Ieri pomeriggio si è tenuto il Giubileo diocesano dei Cori parrocchiali. L’appuntamento per tutti i coristi, i direttori delle corali e gli animatori della liturgia è stato alle 17 presso la Chiesa di San Rocco ad Avezzano per le prove di canto tutti insieme. Da lì è poi partito il pellegrinaggio a piedi verso la Cattedrale dove alle 18.30 il vescovo Giovanni Massaro ha presieduto la Celebrazione Eucaristica. L’iniziativa è stata promossa da don Andrea De Foglio, responsabile dell’Ufficio Musica Sacra insieme all’equipe diocesana.
“Cari fratelli e sorelle, cari coristi, cari amici, dopo il nostro pellegrinaggio dalla chiesa di San Rocco, eccoci giunti nella casa madre della nostra Chiesa diocesana: la Cattedrale di Avezzano”. Ha detto il vescovo durante l’Omelia.
“Oggi celebriamo con gioia il Giubileo dei cori parrocchiali, un momento di grazia e di riconoscenza per il dono che ciascuno di voi, con la vostra voce e il vostro servizio, offre alla liturgia e alla vita della Chiesa.
Grazie per essere qui. Siete giunti dai diversi paesi della diocesi. Ringrazio Don Andrea e l’equipe della sezione musica sacra dell’ufficio liturgico diocesano per aver voluto e organizzato questo momento importante di vita diocesana. Il nostro ritrovarci insieme si inserisce nel cammino del Giubileo della Speranza, che stiamo vivendo come Chiesa universale. Siamo, anche noi, pellegrini di speranza, e lo siamo in modo speciale cantando, elevando la nostra voce a Dio con gratitudine, con fede, con bellezza. Le letture della liturgia di questa 28ª domenica ci introducono proprio nel cuore della nostra celebrazione: il ringraziamento.
Nella prima lettura, il generale Naamàn, guarito dalla lebbra, ritorna dal profeta Eliseo e offre doni in segno di riconoscenza. Non solo è guarito nel corpo, ma anche nello spirito: riconosce che non c’è altro Dio all’infuori del Signore di Israele. È un pagano che si converte, ed è la gratitudine il primo segno della sua fede.

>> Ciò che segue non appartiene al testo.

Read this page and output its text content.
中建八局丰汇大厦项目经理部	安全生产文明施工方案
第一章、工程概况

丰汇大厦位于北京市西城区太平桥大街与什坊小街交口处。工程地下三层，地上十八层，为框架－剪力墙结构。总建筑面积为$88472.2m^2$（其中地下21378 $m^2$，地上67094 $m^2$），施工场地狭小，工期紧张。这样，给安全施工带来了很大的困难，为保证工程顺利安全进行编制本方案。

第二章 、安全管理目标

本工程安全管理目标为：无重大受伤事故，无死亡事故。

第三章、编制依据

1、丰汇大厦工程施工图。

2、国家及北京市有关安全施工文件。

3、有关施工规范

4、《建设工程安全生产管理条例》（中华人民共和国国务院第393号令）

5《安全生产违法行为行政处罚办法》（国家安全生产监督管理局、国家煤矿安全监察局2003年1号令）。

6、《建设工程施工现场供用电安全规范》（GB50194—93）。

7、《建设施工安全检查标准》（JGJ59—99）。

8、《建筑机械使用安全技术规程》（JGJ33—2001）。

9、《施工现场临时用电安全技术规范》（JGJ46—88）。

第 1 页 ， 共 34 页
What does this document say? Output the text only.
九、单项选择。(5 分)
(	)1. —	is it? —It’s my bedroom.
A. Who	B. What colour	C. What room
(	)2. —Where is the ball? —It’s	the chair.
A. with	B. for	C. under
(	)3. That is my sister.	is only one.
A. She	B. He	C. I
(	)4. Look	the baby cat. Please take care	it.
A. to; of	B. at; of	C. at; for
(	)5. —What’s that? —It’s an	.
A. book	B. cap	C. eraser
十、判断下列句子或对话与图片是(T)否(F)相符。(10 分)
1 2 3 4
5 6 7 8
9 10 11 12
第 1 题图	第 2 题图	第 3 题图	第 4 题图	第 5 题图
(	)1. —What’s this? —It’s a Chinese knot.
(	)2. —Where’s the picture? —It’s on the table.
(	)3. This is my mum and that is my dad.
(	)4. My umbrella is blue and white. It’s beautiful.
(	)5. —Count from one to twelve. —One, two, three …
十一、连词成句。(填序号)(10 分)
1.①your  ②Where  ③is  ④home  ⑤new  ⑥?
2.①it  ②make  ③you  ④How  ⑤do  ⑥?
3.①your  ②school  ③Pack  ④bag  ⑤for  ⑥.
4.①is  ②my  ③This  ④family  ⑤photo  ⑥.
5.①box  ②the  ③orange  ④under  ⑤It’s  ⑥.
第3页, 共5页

Nel Vangelo di Luca, solo uno dei dieci lebbrosi guariti – un samaritano, quindi un estraneo – torna indietro per ringraziare Gesù. Gesù nota la cosa con amarezza: “Non ne sono stati purificati dieci? E gli altri nove dove sono?” Quel samaritano, tornando a ringraziare, fa un passo ulteriore: da guarito diventa salvato. La gratitudine lo conduce a una relazione più profonda con Dio.
Anche per voi, cari coristi, il canto è un modo per dire grazie. Ogni vostra nota, ogni vostra armonia, ogni fatica condivisa nelle prove e nel servizio è un “grazie” offerto a Dio, un “grazie” che si fa preghiera, supplica, esultanza.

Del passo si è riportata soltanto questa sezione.